Há cinco anos, José Antônio dos Santos, de 61 anos, venceu um câncer na garganta e decidiu morar em Florestal, na Zona da Mata de Minas Gerais. Pai de três filhos, dedicado à família e com 40 anos de experiência como motorista de ônibus em Belo Horizonte, José, ontem, viveu a maior derrota da sua vida: enterrar a filha caçula, Hanna Cristina dos Santos, de 25.
Vítima do desabamento do Viaduto Batalha dos Guararapes, na tarde de quinta-feira, Hanna havia telefonado, poucos minutos antes do acidente, para pedir a bênção ao pai. “Eu disse: ‘Deus te abençoe, minha filha’. Ali, nos despedimos”, lamentou José Antônio durante o velório da motorista, cujo corpo foi enterro ontem à tarde no Cemitério Bosque da Esperança, na Região Norte da capital. No momento do telefonema, ele estava em Florestal.
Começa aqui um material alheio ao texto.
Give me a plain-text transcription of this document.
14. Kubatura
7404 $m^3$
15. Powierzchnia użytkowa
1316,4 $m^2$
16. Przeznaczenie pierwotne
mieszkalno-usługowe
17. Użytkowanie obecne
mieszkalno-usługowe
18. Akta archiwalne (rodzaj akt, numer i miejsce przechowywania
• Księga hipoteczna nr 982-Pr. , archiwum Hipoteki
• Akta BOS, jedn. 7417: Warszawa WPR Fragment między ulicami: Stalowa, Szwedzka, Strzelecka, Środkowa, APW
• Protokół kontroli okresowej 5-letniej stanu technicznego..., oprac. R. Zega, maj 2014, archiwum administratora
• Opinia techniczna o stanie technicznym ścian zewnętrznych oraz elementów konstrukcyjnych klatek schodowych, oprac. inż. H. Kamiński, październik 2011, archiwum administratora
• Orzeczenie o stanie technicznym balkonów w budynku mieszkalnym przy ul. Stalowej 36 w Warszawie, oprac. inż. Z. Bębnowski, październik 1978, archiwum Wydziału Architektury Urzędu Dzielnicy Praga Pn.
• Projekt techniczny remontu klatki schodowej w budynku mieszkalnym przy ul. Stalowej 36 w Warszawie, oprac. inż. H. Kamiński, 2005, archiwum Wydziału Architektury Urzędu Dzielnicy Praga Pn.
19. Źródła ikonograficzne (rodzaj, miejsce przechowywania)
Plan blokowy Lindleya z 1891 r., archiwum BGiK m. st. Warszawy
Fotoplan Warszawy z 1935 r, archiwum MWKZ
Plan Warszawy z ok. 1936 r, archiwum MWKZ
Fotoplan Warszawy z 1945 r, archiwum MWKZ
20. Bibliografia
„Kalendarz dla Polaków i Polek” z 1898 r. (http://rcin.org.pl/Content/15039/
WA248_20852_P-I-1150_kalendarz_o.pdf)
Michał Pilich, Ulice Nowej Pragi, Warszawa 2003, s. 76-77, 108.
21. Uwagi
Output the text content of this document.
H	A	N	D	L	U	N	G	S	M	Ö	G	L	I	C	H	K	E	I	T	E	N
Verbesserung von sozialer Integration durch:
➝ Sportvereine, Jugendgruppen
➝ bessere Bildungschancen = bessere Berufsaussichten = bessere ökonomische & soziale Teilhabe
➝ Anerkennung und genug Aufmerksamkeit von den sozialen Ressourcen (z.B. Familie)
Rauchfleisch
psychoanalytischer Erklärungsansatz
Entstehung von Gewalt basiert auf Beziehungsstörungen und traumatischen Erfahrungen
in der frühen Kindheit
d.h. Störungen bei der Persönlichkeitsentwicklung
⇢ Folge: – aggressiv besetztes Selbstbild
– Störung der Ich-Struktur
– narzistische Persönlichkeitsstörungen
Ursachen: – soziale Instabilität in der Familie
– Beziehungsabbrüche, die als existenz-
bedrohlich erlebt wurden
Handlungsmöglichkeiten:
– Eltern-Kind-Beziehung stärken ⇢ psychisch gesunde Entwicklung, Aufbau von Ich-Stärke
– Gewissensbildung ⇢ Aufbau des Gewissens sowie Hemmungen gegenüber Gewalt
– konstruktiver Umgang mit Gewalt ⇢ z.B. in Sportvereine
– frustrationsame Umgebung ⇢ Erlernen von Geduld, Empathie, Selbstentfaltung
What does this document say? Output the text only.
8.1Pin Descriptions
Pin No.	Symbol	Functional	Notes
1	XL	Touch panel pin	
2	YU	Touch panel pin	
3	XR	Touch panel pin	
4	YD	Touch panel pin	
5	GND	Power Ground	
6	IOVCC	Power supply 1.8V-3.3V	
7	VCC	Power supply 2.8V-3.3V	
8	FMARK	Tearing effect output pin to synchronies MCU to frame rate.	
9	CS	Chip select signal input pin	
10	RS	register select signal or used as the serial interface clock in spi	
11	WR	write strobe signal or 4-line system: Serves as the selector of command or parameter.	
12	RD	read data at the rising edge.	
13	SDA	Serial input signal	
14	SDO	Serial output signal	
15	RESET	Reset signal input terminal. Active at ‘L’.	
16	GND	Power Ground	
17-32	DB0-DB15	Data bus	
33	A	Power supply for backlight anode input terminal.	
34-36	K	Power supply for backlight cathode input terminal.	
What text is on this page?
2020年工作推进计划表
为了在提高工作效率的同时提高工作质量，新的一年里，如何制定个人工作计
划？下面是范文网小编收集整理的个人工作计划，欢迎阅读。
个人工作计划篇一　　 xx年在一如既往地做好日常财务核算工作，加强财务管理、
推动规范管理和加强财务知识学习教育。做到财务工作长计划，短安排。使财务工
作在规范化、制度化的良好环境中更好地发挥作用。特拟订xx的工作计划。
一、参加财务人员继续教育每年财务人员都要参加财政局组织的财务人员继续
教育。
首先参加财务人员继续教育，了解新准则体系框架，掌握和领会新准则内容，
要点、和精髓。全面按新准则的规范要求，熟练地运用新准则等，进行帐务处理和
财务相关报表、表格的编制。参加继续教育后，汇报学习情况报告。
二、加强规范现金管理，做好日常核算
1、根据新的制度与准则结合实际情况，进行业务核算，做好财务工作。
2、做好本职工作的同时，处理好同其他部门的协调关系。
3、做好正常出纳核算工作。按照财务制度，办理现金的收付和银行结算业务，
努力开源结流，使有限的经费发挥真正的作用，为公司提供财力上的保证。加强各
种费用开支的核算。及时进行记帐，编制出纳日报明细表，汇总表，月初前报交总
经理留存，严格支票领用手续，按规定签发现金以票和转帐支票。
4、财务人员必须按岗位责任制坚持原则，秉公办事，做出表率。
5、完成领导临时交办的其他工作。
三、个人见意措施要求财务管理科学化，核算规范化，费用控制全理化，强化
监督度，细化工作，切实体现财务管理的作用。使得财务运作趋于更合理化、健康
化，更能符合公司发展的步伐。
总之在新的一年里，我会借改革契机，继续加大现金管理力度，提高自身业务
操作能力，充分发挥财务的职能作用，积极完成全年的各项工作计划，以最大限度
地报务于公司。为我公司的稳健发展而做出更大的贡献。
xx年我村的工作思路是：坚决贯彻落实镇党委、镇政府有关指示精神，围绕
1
José é exemplo para todos os filhos. Mesmo contra a sua vontade, eles decidiram seguir a carreira de motorista. Desde 2001, o pai dirigia o suplementar que ficou sob o viaduto, mas teve de abandonar a profissão, há cinco anos, por causa de um câncer na garganta. Hanna dividia com o irmão, Tiago, de 28, o volante do micro-ônibus pertencente à família.
Com base no que ouviu de testemunhas, José diz que Hanna havia dado preferência ao BRT/Move que seguia pela pista mista da Pedro I e, por alguns segundos, escapou do acidente. “Além de salvar a vida da minha esposa, Débora Nunes, cobradora do suplementar, ela salvou a vida de muita gente, inclusive da própria filha, que estava no capô do veículo. Em um reflexo, a mãe a afastou da cabine. Hanna é a nossa heroína”, afirmou Tiago. De acordo com ele, a tragédia foi algo “encomendado para acontecer”.
Ana Clara
Durante o velório, o clima era de revolta e tristeza. A filha da motorista, Ana Clara, de 5, foi levada ao cemitério por parentes. A Secretaria de Estado de Saúde informou que a menina deu entrada no Hospital Risoleta Neves apresentando um hematoma no lado esquerdo da cabeça, cefaleia e perda de consciência. Depois de passar por exames, permaneceu em observação e recebeu alta na manhã de ontem.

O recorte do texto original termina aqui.